Dakar , 04 mars (SL-INFO) – Le paysage audiovisuel français est soumis à des règles strictes concernant le pluralisme et l’honnêteté de l’information. Dans ce cadre, l’instance chargée de veiller au respect de ces principes vient de prendre une mesure formelle à l’encontre d’une chaîne d’information en continu, suite à sa couverture d’un fait divers ayant fortement marqué l’opinion publique.
Selon une décision rendue publique au Journal officiel le mercredi 4 mars, l’Autorité de régulation de la communication audiovisuelle et numérique a adressé une mise en demeure à la chaîne CNews. Cette procédure vise spécifiquement le traitement éditorial réservé à l’affaire Crépol, du nom de la commune de la Drôme où Thomas, un adolescent de 16 ans, a été mortellement poignardé lors d’un bal en novembre 2023. Comme le rapporte l’agence de presse Anadolu, le régulateur fonde sa décision sur l’analyse de 15 émissions diffusées en mars 2025. Il est reproché à la chaîne d’avoir systématiquement qualifié ce drame de « meurtre raciste » sans offrir de contradiction suffisante sur son antenne, alors que l’enquête judiciaire pour établir les circonstances exactes des faits est toujours en cours.

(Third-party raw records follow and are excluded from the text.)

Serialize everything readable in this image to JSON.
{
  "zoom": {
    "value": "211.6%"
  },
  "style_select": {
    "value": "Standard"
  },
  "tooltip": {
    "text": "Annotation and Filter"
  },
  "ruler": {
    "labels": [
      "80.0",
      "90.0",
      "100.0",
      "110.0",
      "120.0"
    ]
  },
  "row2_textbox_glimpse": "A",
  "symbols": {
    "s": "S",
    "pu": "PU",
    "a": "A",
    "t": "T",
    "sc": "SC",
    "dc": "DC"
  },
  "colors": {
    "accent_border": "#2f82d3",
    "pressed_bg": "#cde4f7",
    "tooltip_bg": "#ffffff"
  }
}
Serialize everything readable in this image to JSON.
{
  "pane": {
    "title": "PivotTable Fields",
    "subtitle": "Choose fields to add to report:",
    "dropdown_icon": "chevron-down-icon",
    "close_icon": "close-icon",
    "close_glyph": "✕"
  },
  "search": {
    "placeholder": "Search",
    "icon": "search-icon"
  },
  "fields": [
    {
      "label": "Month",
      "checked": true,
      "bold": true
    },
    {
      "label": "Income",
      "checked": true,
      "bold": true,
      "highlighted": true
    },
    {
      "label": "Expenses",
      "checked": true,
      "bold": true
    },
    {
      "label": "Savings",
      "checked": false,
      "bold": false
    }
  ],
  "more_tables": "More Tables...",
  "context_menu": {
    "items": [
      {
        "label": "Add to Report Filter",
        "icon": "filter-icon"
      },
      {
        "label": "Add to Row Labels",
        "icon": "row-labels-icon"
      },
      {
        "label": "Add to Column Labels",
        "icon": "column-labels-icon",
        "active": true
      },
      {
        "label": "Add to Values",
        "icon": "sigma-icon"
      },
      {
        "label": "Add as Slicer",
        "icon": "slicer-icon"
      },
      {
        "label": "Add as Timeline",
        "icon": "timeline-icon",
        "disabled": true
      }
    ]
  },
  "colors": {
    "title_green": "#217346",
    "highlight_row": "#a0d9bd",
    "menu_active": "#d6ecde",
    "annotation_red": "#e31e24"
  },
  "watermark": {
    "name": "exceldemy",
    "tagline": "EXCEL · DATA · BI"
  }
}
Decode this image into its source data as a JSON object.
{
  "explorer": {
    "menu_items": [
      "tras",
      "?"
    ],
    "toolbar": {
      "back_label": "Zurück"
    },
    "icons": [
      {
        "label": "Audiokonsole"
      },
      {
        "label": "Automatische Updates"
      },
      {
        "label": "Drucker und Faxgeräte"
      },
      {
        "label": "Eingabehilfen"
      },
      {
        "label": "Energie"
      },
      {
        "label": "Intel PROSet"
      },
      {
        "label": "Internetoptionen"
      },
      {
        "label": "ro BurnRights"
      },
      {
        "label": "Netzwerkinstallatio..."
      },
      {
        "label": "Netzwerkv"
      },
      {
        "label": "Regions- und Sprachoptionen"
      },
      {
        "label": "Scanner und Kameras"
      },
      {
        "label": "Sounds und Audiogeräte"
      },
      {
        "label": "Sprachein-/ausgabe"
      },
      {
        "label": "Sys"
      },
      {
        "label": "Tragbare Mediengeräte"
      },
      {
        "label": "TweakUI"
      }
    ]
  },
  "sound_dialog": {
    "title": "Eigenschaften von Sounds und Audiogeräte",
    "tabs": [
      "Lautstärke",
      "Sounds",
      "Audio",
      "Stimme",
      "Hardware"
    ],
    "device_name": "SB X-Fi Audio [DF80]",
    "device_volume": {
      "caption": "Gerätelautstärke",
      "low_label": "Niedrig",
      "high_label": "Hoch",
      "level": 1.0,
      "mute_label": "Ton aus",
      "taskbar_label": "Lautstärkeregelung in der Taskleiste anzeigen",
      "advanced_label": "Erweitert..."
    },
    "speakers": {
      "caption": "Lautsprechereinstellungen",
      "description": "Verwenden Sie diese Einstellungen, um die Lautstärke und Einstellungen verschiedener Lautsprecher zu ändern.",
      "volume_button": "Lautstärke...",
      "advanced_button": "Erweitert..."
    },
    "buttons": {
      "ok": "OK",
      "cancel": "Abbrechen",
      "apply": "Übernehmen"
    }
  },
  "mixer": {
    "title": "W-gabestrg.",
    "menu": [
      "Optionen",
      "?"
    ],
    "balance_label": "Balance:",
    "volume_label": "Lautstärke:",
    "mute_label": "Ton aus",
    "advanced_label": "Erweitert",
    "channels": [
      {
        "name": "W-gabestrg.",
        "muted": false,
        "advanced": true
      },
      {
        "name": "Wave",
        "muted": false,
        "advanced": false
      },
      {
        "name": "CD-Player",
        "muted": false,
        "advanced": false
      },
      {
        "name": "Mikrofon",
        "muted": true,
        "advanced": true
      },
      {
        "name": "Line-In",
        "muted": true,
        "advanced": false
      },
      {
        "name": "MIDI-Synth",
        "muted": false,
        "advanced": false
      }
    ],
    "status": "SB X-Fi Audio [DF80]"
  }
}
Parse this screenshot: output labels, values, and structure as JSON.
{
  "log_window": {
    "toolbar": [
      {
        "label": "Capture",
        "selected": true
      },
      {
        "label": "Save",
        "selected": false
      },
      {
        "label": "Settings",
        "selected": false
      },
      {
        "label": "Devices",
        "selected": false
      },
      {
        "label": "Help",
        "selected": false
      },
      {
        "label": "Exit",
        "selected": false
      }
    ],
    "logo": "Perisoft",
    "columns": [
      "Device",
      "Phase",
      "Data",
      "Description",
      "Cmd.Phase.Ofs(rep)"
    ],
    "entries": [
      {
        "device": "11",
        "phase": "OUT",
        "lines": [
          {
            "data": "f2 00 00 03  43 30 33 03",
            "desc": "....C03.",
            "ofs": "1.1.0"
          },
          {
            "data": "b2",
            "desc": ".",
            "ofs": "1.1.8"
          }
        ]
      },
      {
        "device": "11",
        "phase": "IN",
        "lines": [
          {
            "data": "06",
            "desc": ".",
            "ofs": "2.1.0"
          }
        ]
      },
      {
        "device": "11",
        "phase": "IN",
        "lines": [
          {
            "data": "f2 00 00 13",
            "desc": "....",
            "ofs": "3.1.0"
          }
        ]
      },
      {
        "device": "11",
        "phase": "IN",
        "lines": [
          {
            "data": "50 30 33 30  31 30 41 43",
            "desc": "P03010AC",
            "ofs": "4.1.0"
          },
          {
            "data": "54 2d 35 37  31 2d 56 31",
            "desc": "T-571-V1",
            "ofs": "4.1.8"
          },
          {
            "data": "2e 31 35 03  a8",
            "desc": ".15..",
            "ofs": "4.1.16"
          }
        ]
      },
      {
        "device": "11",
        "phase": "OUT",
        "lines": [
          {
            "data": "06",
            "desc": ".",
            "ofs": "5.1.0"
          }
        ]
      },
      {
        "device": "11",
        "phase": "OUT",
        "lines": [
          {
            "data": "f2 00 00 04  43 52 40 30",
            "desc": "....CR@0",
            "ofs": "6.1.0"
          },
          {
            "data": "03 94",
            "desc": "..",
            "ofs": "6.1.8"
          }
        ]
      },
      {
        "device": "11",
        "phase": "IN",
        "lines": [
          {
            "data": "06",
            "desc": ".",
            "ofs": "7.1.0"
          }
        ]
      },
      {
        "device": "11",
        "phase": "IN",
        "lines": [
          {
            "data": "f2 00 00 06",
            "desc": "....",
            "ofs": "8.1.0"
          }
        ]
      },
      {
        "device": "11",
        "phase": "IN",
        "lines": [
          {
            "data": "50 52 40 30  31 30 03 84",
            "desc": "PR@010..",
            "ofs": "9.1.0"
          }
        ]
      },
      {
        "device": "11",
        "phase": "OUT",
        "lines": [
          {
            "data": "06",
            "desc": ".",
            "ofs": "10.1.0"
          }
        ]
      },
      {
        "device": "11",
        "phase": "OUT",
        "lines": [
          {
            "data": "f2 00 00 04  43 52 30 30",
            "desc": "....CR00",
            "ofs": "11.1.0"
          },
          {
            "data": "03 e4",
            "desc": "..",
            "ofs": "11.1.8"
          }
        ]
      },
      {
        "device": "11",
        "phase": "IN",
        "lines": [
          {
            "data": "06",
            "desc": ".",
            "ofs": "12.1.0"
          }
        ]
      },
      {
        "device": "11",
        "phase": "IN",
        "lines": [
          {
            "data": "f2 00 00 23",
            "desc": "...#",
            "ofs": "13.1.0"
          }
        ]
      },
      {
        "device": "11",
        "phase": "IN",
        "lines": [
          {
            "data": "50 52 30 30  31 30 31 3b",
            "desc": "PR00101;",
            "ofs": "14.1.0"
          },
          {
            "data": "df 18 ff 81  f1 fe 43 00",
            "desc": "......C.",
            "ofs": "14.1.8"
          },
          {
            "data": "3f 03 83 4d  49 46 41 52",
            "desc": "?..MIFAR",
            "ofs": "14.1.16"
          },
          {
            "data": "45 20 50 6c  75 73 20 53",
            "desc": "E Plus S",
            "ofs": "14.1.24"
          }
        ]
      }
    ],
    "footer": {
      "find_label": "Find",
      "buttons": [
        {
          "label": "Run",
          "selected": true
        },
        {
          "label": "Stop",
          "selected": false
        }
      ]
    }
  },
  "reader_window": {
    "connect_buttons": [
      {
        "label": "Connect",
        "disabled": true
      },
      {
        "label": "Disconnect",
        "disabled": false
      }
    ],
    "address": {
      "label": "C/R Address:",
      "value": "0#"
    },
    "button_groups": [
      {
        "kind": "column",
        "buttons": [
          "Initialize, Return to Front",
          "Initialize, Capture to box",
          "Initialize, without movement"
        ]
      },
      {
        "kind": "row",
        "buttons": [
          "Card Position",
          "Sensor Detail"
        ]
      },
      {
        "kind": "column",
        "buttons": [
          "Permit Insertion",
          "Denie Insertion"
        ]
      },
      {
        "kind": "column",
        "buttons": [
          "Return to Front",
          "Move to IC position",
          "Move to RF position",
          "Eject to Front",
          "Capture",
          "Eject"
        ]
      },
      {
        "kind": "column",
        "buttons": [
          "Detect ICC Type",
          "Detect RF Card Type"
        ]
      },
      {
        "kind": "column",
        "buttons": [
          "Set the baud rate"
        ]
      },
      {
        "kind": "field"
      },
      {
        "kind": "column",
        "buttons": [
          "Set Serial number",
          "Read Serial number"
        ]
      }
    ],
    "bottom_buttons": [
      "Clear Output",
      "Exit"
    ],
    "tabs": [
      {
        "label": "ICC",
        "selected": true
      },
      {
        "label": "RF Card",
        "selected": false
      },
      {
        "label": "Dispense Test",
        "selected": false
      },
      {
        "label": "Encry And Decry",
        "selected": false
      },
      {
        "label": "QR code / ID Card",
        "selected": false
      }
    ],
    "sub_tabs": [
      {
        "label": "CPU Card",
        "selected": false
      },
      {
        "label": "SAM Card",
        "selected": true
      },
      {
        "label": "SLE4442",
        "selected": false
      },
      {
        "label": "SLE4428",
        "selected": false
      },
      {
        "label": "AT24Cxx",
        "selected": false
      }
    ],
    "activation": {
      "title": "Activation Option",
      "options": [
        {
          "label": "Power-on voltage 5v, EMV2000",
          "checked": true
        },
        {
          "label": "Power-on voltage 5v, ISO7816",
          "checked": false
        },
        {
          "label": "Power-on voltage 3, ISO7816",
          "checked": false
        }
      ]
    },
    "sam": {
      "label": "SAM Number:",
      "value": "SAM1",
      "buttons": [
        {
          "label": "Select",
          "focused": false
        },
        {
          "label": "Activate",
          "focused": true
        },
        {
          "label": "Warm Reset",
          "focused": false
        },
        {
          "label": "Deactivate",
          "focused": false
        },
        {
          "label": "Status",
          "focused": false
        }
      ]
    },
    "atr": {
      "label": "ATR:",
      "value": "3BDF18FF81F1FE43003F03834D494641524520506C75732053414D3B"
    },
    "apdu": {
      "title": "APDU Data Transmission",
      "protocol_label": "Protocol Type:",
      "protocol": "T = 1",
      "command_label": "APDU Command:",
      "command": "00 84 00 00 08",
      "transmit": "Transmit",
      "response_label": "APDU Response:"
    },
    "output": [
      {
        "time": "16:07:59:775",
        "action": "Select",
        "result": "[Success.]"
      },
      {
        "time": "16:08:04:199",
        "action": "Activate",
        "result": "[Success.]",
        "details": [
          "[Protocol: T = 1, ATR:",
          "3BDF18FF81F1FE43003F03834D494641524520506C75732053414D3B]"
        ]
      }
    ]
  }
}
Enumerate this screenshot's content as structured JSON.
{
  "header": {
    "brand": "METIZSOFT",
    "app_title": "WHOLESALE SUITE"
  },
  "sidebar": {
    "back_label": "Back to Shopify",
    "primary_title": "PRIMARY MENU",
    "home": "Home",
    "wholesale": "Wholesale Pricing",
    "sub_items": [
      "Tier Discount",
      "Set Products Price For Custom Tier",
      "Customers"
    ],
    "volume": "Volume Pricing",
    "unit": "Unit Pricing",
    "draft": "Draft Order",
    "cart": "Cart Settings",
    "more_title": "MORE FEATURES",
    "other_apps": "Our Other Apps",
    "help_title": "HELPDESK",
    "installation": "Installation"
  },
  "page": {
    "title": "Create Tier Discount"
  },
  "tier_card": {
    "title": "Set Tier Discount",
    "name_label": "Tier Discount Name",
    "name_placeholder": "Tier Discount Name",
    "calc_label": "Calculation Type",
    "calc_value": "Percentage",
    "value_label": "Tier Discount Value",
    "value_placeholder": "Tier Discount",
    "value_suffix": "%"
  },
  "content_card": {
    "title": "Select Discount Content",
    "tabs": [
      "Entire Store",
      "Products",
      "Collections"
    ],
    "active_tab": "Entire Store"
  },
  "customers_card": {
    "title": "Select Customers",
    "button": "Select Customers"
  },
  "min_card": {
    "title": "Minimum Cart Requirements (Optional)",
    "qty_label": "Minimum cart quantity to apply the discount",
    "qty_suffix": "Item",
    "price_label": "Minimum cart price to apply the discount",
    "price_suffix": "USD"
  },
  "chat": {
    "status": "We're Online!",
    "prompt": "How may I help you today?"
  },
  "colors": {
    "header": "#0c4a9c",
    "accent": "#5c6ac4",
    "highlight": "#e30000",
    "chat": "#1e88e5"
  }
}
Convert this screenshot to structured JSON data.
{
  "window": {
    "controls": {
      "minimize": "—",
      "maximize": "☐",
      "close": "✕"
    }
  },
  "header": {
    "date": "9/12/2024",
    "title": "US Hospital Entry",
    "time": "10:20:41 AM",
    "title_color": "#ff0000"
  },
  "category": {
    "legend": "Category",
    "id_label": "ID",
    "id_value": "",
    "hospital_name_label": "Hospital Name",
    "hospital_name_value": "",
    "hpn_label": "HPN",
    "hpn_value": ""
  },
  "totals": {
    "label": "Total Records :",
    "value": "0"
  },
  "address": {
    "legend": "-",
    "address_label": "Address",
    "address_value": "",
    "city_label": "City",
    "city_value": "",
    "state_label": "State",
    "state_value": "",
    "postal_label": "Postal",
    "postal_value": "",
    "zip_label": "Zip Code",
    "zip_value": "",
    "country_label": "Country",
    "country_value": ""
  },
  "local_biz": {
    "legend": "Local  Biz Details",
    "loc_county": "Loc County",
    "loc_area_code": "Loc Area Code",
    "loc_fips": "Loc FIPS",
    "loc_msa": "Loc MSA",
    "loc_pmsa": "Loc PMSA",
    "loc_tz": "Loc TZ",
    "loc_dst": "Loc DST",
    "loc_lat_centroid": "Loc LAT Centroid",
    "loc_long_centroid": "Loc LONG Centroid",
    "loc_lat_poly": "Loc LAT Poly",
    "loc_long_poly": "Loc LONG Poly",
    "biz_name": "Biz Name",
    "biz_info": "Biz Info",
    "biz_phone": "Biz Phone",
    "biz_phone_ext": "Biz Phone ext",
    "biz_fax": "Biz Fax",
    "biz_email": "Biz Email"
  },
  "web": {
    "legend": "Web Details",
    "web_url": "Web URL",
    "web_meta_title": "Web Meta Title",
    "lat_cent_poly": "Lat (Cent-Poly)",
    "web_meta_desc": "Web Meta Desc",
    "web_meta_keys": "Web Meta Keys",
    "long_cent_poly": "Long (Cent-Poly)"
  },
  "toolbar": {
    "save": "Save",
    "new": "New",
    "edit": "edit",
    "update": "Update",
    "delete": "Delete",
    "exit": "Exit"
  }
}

Ces séquences télévisées faisaient suite à la parution de l’ouvrage « Une nuit en France », coécrit par les journalistes Jean-Michel Décugis, Pauline Guéna et Marc Leplongeon. Si l’Autorité de régulation précise que le droit de critiquer ce livre n’est pas remis en cause, elle estime que la concentration, sur une courte période, d’interventions défendant une thèse unique constitue un manquement de la chaîne à ses obligations légales. L’expression de « racisme anti-Blancs », souvent employée dans ces débats, reste par ailleurs contestée par divers chercheurs et responsables politiques. Cette mise en demeure représente le deuxième palier d’intervention du régulateur, intervenant après une première mise en garde. En cas de récidive, la chaîne, propriété du groupe de l’homme d’affaires Vincent Bolloré, s’expose à des sanctions financières.
La procédure avait été déclenchée en octobre dernier par l’ONG Reporters sans frontières (RSF), qui réclamait des sanctions contre le média. L’organisation s’était alarmée d’une vague de harcèlement et de menaces dirigée contre les auteurs du livre, lesquels avaient également saisi l’instance de régulation.